Among older adults with diabetes, the association of race with meeting targets for lipids was not fully explained by demographic and clinical characteristics. Our results suggest a need to improve care in ethnic minorities, particularly black women, to narrow this racial disparity. However, older adults are a heterogeneous group, and the benefit of treatment to very low risk factor targets is unclear. To define appropriate treatment approaches and risk factor targets in older adults with diabetes, randomized clinical trials in this population may be needed. Additional studies should examine the effects of treating to tight versus less stringent risk factor targets on macrovascular and microvascular outcomes and mortality and should include people with comorbidities to assess the potential benefits of individualized treatment targets.
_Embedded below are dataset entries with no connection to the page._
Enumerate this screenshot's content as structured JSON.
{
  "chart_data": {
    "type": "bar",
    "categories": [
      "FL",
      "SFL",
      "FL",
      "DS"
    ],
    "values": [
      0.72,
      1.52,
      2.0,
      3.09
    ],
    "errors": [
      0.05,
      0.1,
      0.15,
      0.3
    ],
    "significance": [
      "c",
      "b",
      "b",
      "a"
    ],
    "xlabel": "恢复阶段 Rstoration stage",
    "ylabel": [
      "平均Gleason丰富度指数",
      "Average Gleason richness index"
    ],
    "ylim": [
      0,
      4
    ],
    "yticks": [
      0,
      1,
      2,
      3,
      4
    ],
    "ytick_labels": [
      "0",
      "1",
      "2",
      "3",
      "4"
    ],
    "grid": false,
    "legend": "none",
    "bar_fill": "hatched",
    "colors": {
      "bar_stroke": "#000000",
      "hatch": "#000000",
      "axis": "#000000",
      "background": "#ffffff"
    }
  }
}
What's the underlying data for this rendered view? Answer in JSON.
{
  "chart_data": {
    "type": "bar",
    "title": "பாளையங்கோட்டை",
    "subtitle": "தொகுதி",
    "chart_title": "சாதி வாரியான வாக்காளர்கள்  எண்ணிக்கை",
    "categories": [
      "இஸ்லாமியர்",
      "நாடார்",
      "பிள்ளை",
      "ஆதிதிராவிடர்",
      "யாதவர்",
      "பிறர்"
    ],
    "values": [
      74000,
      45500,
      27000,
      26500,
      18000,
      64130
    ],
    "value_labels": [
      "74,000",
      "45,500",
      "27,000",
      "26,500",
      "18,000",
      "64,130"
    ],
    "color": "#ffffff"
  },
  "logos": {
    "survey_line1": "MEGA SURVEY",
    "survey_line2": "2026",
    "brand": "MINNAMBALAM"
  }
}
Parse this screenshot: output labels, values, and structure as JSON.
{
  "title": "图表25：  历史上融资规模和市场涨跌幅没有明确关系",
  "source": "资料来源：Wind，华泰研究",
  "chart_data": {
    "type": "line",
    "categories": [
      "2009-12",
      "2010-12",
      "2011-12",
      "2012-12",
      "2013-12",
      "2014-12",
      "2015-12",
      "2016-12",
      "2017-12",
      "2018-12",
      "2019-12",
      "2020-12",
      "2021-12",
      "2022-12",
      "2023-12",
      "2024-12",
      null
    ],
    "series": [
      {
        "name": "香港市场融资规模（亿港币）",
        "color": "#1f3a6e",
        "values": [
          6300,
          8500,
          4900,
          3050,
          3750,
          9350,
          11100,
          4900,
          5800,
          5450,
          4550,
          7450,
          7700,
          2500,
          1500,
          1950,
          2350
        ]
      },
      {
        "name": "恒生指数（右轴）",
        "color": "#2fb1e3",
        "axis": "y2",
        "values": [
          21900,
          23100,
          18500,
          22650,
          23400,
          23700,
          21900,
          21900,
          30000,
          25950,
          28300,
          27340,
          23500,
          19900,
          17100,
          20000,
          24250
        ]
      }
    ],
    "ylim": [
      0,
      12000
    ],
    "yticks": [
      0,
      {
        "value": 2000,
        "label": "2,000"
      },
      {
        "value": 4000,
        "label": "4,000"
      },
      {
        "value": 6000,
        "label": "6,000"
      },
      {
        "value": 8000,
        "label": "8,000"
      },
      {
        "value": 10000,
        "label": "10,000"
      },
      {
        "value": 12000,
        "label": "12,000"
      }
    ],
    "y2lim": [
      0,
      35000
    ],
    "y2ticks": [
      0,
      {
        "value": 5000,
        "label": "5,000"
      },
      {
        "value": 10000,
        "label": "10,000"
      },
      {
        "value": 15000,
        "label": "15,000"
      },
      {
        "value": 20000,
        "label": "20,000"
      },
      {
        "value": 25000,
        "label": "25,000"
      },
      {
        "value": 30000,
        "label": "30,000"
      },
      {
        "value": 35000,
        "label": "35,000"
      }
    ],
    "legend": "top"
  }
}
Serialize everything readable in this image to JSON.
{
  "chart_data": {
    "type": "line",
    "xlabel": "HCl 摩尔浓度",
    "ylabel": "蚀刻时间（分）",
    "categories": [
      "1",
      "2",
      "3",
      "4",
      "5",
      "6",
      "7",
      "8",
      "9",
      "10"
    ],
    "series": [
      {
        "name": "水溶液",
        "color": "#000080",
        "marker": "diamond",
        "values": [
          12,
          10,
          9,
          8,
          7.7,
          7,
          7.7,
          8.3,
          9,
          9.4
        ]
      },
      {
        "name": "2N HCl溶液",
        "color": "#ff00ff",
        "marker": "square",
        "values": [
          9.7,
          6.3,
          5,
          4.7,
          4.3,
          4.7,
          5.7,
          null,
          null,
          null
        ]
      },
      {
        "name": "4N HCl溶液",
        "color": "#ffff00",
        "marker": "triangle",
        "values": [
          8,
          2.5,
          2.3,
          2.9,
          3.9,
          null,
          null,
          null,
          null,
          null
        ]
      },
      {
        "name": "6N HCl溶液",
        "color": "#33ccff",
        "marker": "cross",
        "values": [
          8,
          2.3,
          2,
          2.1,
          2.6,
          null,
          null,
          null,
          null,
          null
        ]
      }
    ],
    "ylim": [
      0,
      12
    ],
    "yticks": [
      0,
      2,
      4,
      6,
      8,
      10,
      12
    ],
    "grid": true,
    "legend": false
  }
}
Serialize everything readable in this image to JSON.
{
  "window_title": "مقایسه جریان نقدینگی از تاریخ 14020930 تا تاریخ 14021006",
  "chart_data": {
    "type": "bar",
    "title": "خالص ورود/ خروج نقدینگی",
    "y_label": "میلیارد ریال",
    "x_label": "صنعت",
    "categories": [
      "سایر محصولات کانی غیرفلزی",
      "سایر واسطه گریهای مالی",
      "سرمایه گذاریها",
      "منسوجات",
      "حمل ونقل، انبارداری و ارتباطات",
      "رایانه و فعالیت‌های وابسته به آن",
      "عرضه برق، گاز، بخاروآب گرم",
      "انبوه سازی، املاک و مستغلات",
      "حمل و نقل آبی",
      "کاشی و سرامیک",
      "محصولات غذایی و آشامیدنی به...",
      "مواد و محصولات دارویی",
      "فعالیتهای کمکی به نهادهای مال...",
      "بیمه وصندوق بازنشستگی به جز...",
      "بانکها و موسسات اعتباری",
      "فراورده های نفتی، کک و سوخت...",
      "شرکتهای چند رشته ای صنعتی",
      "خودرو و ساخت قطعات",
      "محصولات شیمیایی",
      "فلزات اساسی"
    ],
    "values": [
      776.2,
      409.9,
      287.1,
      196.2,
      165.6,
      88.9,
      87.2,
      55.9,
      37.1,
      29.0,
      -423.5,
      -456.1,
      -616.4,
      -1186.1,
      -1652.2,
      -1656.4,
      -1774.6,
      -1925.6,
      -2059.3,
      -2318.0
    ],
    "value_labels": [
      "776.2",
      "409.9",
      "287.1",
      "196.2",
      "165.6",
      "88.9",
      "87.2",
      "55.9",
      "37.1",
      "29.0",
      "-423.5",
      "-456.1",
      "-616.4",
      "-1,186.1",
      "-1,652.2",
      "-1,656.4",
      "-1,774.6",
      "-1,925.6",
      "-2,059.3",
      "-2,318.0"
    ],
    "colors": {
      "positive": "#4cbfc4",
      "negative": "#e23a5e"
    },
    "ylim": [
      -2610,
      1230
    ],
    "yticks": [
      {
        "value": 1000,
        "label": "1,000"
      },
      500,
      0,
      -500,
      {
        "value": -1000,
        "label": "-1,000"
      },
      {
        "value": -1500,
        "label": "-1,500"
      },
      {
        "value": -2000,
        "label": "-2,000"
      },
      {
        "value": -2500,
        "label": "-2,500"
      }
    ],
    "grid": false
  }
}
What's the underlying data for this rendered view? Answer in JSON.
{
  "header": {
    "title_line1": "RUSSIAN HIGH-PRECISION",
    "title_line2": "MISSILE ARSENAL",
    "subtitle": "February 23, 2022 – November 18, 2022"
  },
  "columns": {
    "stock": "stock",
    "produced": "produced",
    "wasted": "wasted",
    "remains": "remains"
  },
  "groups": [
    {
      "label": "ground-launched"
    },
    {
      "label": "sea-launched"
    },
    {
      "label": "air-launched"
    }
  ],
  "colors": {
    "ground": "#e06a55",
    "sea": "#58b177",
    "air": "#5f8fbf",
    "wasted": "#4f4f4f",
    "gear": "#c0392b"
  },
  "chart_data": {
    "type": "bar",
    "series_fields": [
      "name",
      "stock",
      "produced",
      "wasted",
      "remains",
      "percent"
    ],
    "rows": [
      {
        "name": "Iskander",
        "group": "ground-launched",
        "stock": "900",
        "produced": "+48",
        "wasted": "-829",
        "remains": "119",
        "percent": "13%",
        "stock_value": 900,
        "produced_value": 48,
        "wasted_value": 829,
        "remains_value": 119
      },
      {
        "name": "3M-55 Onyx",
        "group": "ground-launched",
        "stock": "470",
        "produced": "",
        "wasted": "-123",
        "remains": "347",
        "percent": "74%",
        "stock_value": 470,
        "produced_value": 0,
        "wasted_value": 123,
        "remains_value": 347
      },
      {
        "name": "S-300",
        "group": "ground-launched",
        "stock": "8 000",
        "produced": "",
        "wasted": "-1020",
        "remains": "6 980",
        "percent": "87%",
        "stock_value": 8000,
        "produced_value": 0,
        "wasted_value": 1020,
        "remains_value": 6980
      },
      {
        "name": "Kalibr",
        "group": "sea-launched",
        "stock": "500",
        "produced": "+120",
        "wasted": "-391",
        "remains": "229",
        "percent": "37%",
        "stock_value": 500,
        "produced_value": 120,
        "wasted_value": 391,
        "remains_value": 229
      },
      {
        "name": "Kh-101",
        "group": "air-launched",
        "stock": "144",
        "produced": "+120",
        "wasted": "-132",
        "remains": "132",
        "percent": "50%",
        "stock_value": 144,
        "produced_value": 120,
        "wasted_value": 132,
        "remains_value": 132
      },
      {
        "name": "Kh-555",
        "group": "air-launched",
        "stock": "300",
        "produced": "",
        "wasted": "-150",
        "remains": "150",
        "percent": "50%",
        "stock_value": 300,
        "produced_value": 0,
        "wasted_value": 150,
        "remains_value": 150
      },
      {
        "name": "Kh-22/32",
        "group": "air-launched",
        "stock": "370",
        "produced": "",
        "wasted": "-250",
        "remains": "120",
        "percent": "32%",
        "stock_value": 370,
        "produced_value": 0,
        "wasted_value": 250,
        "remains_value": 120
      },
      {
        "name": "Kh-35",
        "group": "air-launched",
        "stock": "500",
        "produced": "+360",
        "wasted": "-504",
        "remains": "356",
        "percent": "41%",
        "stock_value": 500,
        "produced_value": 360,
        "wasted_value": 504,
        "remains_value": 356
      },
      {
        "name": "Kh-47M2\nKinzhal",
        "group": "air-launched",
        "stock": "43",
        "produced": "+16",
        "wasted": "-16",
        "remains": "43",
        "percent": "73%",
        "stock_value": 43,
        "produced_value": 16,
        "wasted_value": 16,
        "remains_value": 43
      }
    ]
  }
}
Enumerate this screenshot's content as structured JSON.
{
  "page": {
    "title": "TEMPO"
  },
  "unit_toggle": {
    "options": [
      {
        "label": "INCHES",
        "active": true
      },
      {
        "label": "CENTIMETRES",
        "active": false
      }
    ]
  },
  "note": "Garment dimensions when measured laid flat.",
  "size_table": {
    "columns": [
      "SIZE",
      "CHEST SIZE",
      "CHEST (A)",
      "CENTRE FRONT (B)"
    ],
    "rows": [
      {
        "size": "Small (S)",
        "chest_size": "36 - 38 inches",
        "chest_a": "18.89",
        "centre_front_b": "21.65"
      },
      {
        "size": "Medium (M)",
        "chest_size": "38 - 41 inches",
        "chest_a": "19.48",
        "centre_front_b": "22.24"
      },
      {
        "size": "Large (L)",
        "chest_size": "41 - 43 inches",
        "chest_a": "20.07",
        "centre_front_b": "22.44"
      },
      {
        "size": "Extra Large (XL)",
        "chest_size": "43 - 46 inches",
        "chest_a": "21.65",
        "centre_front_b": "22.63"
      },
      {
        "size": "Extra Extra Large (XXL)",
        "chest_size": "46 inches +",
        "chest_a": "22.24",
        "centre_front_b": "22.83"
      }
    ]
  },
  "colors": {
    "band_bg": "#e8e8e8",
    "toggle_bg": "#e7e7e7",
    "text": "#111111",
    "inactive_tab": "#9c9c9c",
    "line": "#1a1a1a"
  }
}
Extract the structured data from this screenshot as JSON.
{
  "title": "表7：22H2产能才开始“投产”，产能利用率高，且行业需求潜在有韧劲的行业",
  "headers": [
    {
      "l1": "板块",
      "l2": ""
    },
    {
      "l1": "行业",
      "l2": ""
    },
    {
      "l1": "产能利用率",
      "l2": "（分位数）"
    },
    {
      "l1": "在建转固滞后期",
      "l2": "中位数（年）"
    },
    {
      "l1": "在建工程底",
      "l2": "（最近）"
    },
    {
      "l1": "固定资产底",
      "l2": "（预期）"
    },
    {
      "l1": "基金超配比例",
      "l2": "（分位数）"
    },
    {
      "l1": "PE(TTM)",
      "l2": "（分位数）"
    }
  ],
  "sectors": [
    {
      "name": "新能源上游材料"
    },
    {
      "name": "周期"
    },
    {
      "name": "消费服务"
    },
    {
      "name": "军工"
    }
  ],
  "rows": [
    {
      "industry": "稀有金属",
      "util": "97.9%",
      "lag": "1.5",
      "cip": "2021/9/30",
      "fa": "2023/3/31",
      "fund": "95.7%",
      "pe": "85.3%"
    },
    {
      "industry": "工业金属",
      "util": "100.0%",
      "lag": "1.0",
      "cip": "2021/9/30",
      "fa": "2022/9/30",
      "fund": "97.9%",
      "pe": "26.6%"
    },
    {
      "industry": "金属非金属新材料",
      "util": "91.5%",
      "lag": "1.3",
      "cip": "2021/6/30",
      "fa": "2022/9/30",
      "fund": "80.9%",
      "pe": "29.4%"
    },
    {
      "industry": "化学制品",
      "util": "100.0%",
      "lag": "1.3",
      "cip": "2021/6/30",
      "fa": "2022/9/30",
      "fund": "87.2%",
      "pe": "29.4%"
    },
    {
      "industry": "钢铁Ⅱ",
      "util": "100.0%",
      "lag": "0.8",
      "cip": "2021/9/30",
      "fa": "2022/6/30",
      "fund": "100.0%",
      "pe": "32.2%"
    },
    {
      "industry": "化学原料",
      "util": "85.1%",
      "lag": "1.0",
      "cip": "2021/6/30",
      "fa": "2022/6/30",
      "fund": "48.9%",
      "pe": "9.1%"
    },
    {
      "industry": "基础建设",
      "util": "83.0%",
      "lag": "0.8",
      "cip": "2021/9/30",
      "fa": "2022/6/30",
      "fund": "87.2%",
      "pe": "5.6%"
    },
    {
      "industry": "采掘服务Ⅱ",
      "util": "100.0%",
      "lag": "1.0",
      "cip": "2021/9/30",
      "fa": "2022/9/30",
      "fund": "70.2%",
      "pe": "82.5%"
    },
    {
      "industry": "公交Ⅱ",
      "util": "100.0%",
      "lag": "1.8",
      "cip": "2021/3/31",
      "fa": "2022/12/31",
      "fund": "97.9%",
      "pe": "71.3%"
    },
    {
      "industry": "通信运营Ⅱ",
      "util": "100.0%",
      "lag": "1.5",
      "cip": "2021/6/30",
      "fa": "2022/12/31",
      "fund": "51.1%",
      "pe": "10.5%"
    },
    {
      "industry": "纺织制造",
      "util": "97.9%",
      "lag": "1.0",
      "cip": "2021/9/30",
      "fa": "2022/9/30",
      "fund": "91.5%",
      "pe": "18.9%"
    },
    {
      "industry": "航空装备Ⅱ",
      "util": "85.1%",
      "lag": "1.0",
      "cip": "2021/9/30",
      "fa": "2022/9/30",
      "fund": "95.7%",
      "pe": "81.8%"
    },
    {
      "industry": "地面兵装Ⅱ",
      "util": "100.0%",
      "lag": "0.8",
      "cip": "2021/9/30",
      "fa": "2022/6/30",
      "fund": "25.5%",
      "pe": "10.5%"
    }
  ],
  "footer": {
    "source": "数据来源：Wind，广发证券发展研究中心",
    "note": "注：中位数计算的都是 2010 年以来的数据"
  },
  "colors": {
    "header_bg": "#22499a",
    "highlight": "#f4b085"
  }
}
Acknowledgments. The authors thank the staff and participants of the ARIC study for their important contributions.

Funding. C.M.P. is supported by National Institutes of Health (NIH)/National Heart, Lung, and Blood Institute (NHLBI) Cardiovascular Epidemiology training grant T32-HL-007024. J.G.G. is supported by NIH/National Institute on Aging Epidemiology and Biostatistics of Aging training grant T32-AG-000247. E.S. is supported by NIH/National Institute of Diabetes and Digestive and Kidney Diseases grant R01-DK-089174. The ARIC study is carried out as a collaborative study supported by NHLBI contracts (HHSN268201100005C, HHSN268201100006C, HHSN268201100007C, HHSN268201100008C, HHSN268201100009C, HHSN268201100010C, HHSN268201100011C, and HHSN268201100012C).

Duality of Interest. No potential conflicts of interest relevant to this article were reported.

Author Contributions. C.M.P. designed the study, analyzed and interpreted the data, and wrote the manuscript. I.R. designed the study, analyzed and interpreted the data, and reviewed and edited the manuscript. J.G.G., M.D.M., and K.M. interpreted the data and reviewed and edited the manuscript. E.S. designed the study, interpreted the data, and reviewed and edited the manuscript. E.S. is the guarantor of this work and, as such, had full access to all the data in the study and takes responsibility for the integrity of the data and the accuracy of the data analysis.

Prior Presentation. Parts of this study were presented in poster form at the American Heart Association's Epidemiology and Prevention and Lifestyle and Cardiometabolic Health 2015 Scientific Sessions, Baltimore, MD, 3–6 March 2015.